Steinberg, a 22-year-old University of the Arts student at the time of the protest, testified that he took August 1 off from work to ride around the city on his cherished 1977 Raleigh track bicycle, and watch the protests with friends who were bicycle messengers. Standing on the curb at Lattimer and 17th streets holding his bicycle, he stated that he decided to leave as police arrived to arrest the people rocking the car, and he saw a bike thrown from the center of the crowd strike Timoney and Felder.

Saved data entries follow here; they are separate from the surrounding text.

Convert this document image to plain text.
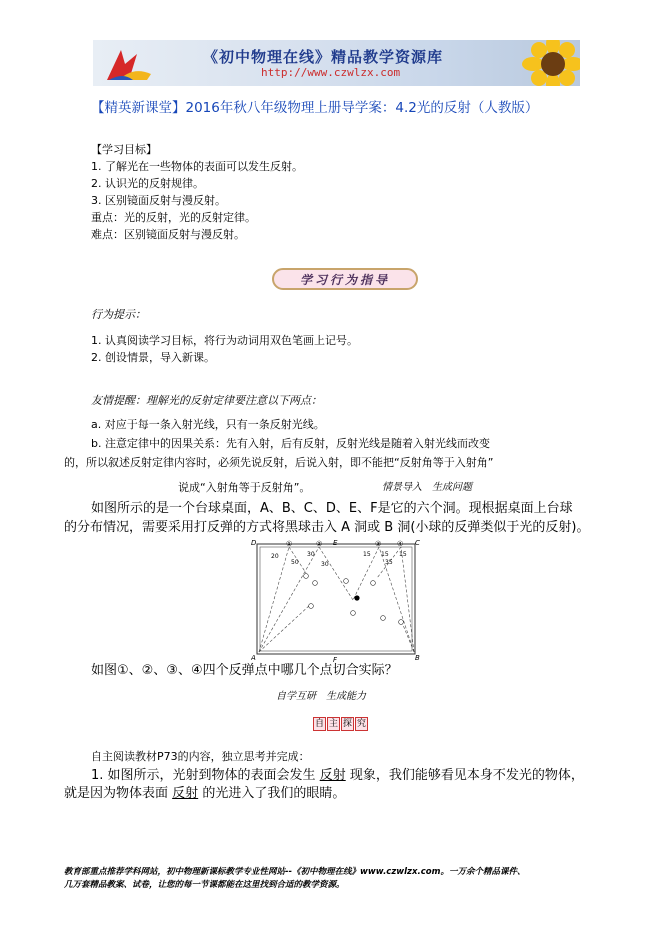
《初中物理在线》精品教学资源库
http://www.czwlzx.com
【精英新课堂】2016年秋八年级物理上册导学案：4.2光的反射（人教版）
【学习目标】
1. 了解光在一些物体的表面可以发生反射。
2. 认识光的反射规律。
3. 区别镜面反射与漫反射。
重点：光的反射，光的反射定律。
难点：区别镜面反射与漫反射。
学习行为指导
行为提示：
1. 认真阅读学习目标，将行为动词用双色笔画上记号。
2. 创设情景，导入新课。
友情提醒：理解光的反射定律要注意以下两点：
a. 对应于每一条入射光线，只有一条反射光线。
b. 注意定律中的因果关系：先有入射，后有反射，反射光线是随着入射光线而改变
的，所以叙述反射定律内容时，必须先说反射，后说入射，即不能把“反射角等于入射角”
说成“入射角等于反射角”。	情景导入　生成问题
如图所示的是一个台球桌面，A、B、C、D、E、F是它的六个洞。现根据桌面上台球
的分布情况，需要采用打反弹的方式将黑球击入 A 洞或 B 洞(小球的反弹类似于光的反射)。
D	C
E
A	F	B
①	②	③ ④
20	30
50	30
15 15
35
15
如图①、②、③、④四个反弹点中哪几个点切合实际？
自学互研　生成能力
自 主 探 究
自主阅读教材P73的内容，独立思考并完成：
1. 如图所示，光射到物体的表面会发生 反射 现象，我们能够看见本身不发光的物体，
就是因为物体表面 反射 的光进入了我们的眼睛。
教育部重点推荐学科网站，初中物理新课标教学专业性网站--《初中物理在线》www.czwlzx.com。一万余个精品课件、
几万套精品教案、试卷，让您的每一节课都能在这里找到合适的教学资源。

Jogging along the street with his bike on the ground, he testified, he made eye contact with Frasier, just as a young man wriggled out of the officer’s grasp by dropping his backpack. Frasier then punched him in the mouth, Steinberg testified, and ran off, leaving him to be handcuffed by Felder. As he was waiting to be transported, Steinberg continued, another officer pulled his wallet from his pocket and threw it as far as he could. Later, when he asked officers to loosen his handcuffs, he testified, police tightened them, causing him to lose all feelings in his hands. It took a month and a half, he stated, to regain feeling in his thumbs. His bail was set at $450,000.

Speaking of his experience immediately after the trial Steinberg said, "It definitely gives me a better perspective on what it means to be a protester in the US."

Landy, 24, did not testify. The video showed him briefly grabbing a police bicycle before running away. Timoney and officer Joseph Hansbury testified that he had engaged in a tug of war with Timoney over the bicycle before dropping it. But Landy’s lawyer, Jack MacMahon, argued that police inconsistencies in the Steinberg and Viveiros cases made their version of Landy’s actions unbelievable. "When you start with a lie, when you start with a fabrication," he told Mazzola, "problems are legion."

Reacting to the three acquittals, Danielle Redden, a representative of the R2K Legal Collective, said, "This always has been the [official story] that’s been put out there — These were the violent people; These were the exceptions; These were the people who were out to wreak havoc on the city. And they were acquitted — that really says something."